I don't have a PhD, I just want to mess with them.
@taedryn can we finally drop that medieval luggage?
@taedryn Never thought I would want to go back to people calling me "hey kid!" and "you little punk", because at least they were gender neutral.
@taedryn
Tired: sir/madam
Wired: citizen
Supercharged: comrade
@taedryn Replace both with "Comrade" and job done.
@taedryn How would you call an unfamiliar person to attract their attention in a street then? For instance, a person lost their wallet, you saw it and you want them to look back. No irony, no offend intended, really interested.
@menelion "Excuse me!" "Hey, you!" "You dropped something!" or in that instance, "Is that your wallet?"
@Fingers Isn't "hey, you!" too rude? "Excuse me" would work though.
@taedryn "My Liege" is good enough
@taedryn Approaching two years working retail and I haven’t had to use “sir” or “ma’am” at all; this is totally doable!

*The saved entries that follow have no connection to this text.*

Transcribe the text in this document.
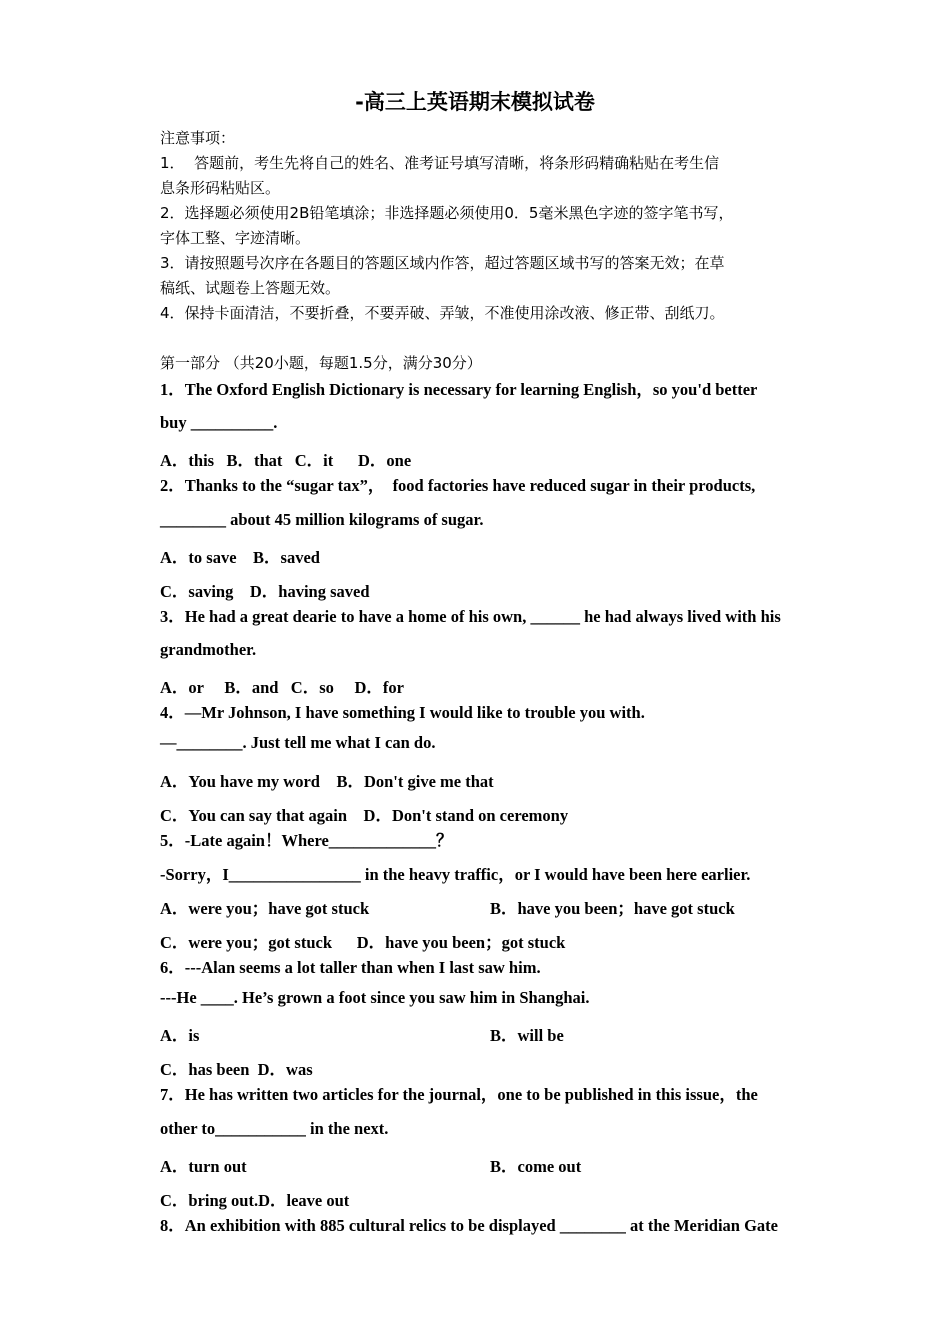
-高三上英语期末模拟试卷
注意事项：
1．  答题前，考生先将自己的姓名、准考证号填写清晰，将条形码精确粘贴在考生信
息条形码粘贴区。
2．选择题必须使用2B铅笔填涂；非选择题必须使用0．5毫米黑色字迹的签字笔书写，
字体工整、字迹清晰。
3．请按照题号次序在各题目的答题区域内作答，超过答题区域书写的答案无效；在草
稿纸、试题卷上答题无效。
4．保持卡面清洁，不要折叠，不要弄破、弄皱，不准使用涂改液、修正带、刮纸刀。
第一部分 （共20小题，每题1.5分，满分30分）
1．The Oxford English Dictionary is necessary for learning English，so you'd better
buy __________.
A．this   B．that   C．it      D．one
2．Thanks to the “sugar tax”，  food factories have reduced sugar in their products,
________ about 45 million kilograms of sugar.
A．to save    B．saved
C．saving    D．having saved
3．He had a great dearie to have a home of his own, ______ he had always lived with his
grandmother.
A．or     B．and   C．so     D．for
4．—Mr Johnson, I have something I would like to trouble you with.
—________. Just tell me what I can do.
A．You have my word    B．Don't give me that
C．You can say that again    D．Don't stand on ceremony
5．-Late again！Where_____________？
-Sorry，I________________ in the heavy traffic，or I would have been here earlier.
A．were you；have got stuck	B．have you been；have got stuck
C．were you；got stuck      D．have you been；got stuck
6．---Alan seems a lot taller than when I last saw him.
---He ____. He’s grown a foot since you saw him in Shanghai.
A．is	B．will be
C．has been  D．was
7．He has written two articles for the journal，one to be published in this issue，the
other to___________ in the next.
A．turn out	B．come out
C．bring out.D．leave out
8．An exhibition with 885 cultural relics to be displayed ________ at the Meridian Gate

@taedryn in all my old retail/service jobs i would say "I can help the next customer" or "person" - it's not that hard
@forestine @taedryn comrade is a good one
@taedryn SERIOUSLY English does NOT require it and any perceived rudeness for leaving it off is vastly less than the rudeness of saying the wrong one. The number of times I have to politely smile at people who sir me at work, or the sales people on the phone who keep calling me sir after I tell them to stop...
I am a big fan of "y'all" honestly.
1. It isn't gendered, it is clearly plural unlike they (which is great too), and everybody knows what it means
2. A lot of times people look at you kind of funny for saying "y'all" because they see it like saying "yous guys" or some other slang that isn't """gramatically correct""" and I really really really REALLY enjoy pissing off people who think there are rules to language like it is physics or something and not a bunch of made up sounds.
@Alonealastalovedalongthe @taedryn This is how I be. Honorifics are baked into my brain, but no matter how often my mamaw rapped my knuckles, I couldn't get out of saying y'all, and to my ear it sounds a lot friendlier, which is what I like to cultivate.
Plus as you pointed out, prescriptivist grammarians are annoying nerds so I like to piss on their shoes.
@taedryn I run into this at work constantly, where I'm using they/them and mostly just asking my co-workers to drop "sir" from their rotation.
"but it's a sign of respect!"
"but I'm from the south, it's habit!"
"but I'm from a military family, it's habit!"